Lesson. "Nothing is listening" is an assumption, not a fact - check it
(ss -tulpn) before blaming your own config. On a modern systemd box, DNS is
already being handled by something whether you asked for it or not; self-hosting
means first displacing the default, not just adding a service next to it.
Incident - one cert expiry took down all LAN DNS
Symptom. After a maintenance window the whole LAN quietly lost name resolution - and with it, the internet. Nothing had obviously "crashed"; from a client's seat DNS simply stopped answering, with no single service to point at.
Root cause - coupling, not a crash. The core ran two roles entangled into one fragile chain: network infrastructure (resolver + DoH) and application platform (reverse proxy + containers). A TLS certificate expired. That broke the container runtime's DNS - its resolver address sat on the default bridge with a routing asymmetry, so queries arrived but answers left by the wrong interface. Broken DNS stopped the proxy renewing the cert; the DoH frontend depended on that same cert and died with it - and DoH was what the LAN resolved through. One expiry, every layer downstream falling over in sequence. And because the application tier had no expressed startup ordering, a reboot would cheerfully bring it up against an infrastructure tier that was not ready.

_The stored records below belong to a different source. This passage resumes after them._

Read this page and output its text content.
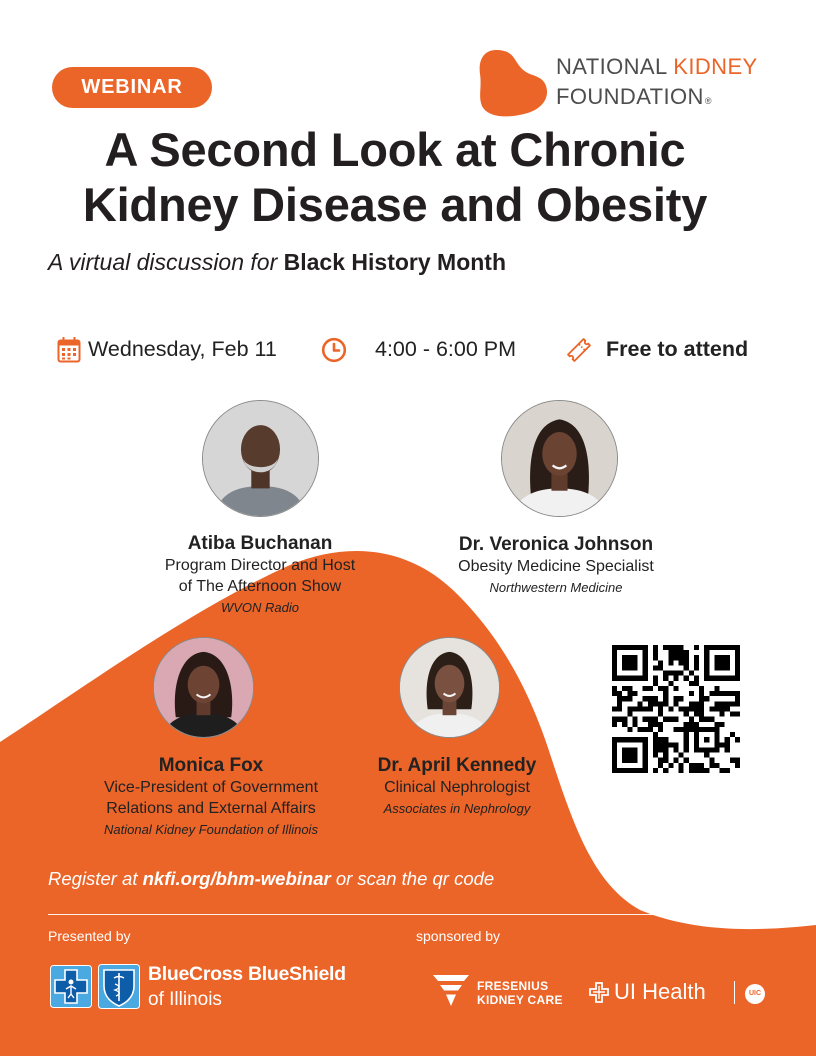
WEBINAR
NATIONAL KIDNEY
FOUNDATION®
A Second Look at Chronic
Kidney Disease and Obesity
A virtual discussion for Black History Month
Wednesday, Feb 11	4:00 - 6:00 PM	Free to attend
Atiba Buchanan
Program Director and Host
of The Afternoon Show
WVON Radio
Dr. Veronica Johnson
Obesity Medicine Specialist
Northwestern Medicine
Monica Fox
Vice-President of Government
Relations and External Affairs
National Kidney Foundation of Illinois
Dr. April Kennedy
Clinical Nephrologist
Associates in Nephrology
Register at nkfi.org/bhm-webinar or scan the qr code
Presented by	sponsored by
BlueCross BlueShield
of Illinois
FRESENIUS
KIDNEY CARE UI Health	UIC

Fix - tier it, and make the dependency graph explicit. The platform is now split into tiers behind a Docker-independent anchor:
- A oneshot systemd unit runs before Docker, Unbound and dnsproxy and pins the resolver and proxy endpoints to loopback aliases - addresses that exist before any NIC or the container runtime, so DNS no longer rides a bridge that can vanish.
- A health-gated tier-0 target flips to "ready" only once DNS actually answers and
the proxy returns healthy. The application tier declares
Requires=/After=that gate, so tier 1 can never start against a broken tier 0. - A last-known-good snapshot of the rendered config is promoted only after the full stack confirms healthy - a bad boot falls back to the last config that worked rather than promoting itself.
Back-test. Rebuilt and rebooted the host four times to exercise it; the last two came up clean end to end, with no manual intervention. The earlier runs are the point - they surfaced the ordering bugs the fix then closed.
Lesson. A reliability failure is rarely the thing that "broke" - here it was a routine cert expiry - it is the coupling that lets one failure cascade. The fix was not a louder cert alarm; it was removing the coupling: an explicit dependency graph, a DNS endpoint that does not depend on the thing it serves, and a config that only advances when the whole stack agrees it is healthy.